Direct limit with constant homomorphisms?

Question

I have the following direct system of finite-dimensional C*-algebras:

$$\mathbb{C} \to \mathbb{C} \oplus \mathbb{C} \to \mathbb{C} \oplus \mathbb{C} \oplus \mathbb{C} \to \mathbb{C} \oplus \mathbb{C} \oplus \mathbb{C} \to \mathbb{C} \oplus \mathbb{C} \oplus \mathbb{C} \to \cdots$$

where the first two maps are $\begin{pmatrix}1 \\ 1\end{pmatrix}$ and $\begin{pmatrix}1&0 \\ 1&1 \\ 0&1\end{pmatrix}$, and all the other maps are constantly $\begin{pmatrix}1&1&0 \\ 1&0&1 \\ 0&1&1\end{pmatrix}$.

First of all, am I right in thinking that the first two maps have no influence on the direct limit? And secondly, is there an easy way to describe the resulting algebra?

Answer 1

You are right: When taking a direct limit like $$A_1\overset{T_1}{\longrightarrow}A_2\overset{T_2}{\longrightarrow}\cdots,$$ the first elements of your direct sequence do not matter. In fact, you can take any subsequence $(n_k)$ (and compose the maps appropriatelly to get a directed sequence $A_{n_1}\to A_{n_2}\to\cdots$) and you still get the same direct limit. You can show this using the universal property.

As for what is the direct limit in your case, we have to make a guess somehow. Essentially, direct limits work in the following way: When the $T_1$ are injective, we may identify $A_i$ with its image $T_i(A_i)$ inside $A_{i+1}$, so we have a sequence $A_1\subseteq A_2\subseteq\cdots$. "Taking a limit" in this case would mean taking the union of all $A_i$, which is an algebra (and put an appropriate norm and close to get a C*-algebra).

Now suppose we have the same algebra over and over again: $$A\overset{T_1}{\longrightarrow}A\overset{T_2}{\longrightarrow}\cdots,$$\ and each $T_i$ is an isomorphism. Then identifying $A$ with its image under $T_i$ yields $A=A=A=\cdots$, so the union is again $A$.

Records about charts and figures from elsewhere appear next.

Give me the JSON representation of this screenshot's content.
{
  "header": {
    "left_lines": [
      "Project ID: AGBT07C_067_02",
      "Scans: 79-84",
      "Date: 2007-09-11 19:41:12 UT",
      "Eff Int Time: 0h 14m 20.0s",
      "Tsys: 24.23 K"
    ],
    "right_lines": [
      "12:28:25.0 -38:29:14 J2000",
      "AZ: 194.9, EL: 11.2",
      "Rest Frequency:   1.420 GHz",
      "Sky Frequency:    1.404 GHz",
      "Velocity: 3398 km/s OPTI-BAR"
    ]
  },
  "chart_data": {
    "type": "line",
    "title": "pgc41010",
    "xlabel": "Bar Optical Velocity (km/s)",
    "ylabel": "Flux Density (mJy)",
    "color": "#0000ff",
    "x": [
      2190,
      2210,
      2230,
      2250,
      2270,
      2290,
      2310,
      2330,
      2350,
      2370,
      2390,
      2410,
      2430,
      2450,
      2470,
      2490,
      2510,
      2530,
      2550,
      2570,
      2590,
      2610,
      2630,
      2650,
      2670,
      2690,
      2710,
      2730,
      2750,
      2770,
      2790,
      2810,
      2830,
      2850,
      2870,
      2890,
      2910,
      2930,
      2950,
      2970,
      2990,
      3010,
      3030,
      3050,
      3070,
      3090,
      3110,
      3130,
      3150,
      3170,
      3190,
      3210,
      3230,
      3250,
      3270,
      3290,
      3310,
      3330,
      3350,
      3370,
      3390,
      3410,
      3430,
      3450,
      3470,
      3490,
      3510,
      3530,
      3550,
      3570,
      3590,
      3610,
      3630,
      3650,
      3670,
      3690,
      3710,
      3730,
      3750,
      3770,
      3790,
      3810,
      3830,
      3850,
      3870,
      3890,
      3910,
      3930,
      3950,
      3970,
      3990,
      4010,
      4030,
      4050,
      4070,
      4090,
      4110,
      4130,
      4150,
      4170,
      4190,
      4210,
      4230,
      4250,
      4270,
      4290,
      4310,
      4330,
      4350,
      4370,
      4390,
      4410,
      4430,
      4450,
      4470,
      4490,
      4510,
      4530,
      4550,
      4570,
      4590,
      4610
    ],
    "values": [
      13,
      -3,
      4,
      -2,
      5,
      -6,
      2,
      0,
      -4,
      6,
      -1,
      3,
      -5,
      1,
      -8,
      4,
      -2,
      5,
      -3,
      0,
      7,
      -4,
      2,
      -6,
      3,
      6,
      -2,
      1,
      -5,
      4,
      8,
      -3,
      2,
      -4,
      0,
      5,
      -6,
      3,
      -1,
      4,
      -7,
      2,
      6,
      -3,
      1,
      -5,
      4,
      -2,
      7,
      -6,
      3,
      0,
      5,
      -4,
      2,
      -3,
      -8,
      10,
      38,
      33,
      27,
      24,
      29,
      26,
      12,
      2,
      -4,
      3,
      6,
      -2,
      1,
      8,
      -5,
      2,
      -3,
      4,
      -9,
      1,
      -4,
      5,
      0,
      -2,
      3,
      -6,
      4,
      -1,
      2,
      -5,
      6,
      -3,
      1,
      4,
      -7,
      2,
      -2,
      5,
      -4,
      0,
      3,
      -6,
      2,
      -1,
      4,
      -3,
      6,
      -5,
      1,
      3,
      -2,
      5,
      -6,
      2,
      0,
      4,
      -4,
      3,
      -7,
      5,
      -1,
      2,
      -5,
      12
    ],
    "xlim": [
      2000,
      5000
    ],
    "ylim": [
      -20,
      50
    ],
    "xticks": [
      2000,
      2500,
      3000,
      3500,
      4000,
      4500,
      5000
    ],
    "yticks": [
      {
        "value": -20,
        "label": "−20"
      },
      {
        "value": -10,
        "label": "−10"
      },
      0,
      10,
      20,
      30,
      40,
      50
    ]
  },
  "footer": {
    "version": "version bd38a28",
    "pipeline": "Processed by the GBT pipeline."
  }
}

Now to make things formal: Suppose $A$ is a C*-algebra, $A_i=A$ and and $T_i:A_i\to A_{i+1}$ are isomorphisms as above (it's useful to leave the indices). Let's show that $\lim(A_i,T_i)=A$. For this we need to find morphisms $\psi_i:A_i\to A$ which satisfy the universal property. Set $\psi_1=\operatorname{id}$ (this is the identification of $A_1$ with $A_1$), and for $i\geq 2$, set $\psi_i=T_1^{-1}\cdots T_{i-1}^{-1}$ (this is how we identify $A_1$ inside $A_i$). Then I'll leave it to you to show that these $\psi_i$ satisfy the universal property.

In particular, the direct limit in your example is $\mathbb{C}^3$.

Answer 2

It's true that any finite number of maps at the beginning don't affect the direct limit, so you may ignore the first two.

Then the direct limit is the stabilization of the image of your $3\times 3$-matrix. Explicitly, if you call $A$ this matrix, then the image of $A^n$ stabilizes for $n$ big enough, and the limit is this image.

Now just looking at its discriminant shows that $A$ is invertible, so the limit is just $\mathbb{C}\oplus \mathbb{C}\oplus \mathbb{C}$ (with whatever algebra structure it's supposed to have).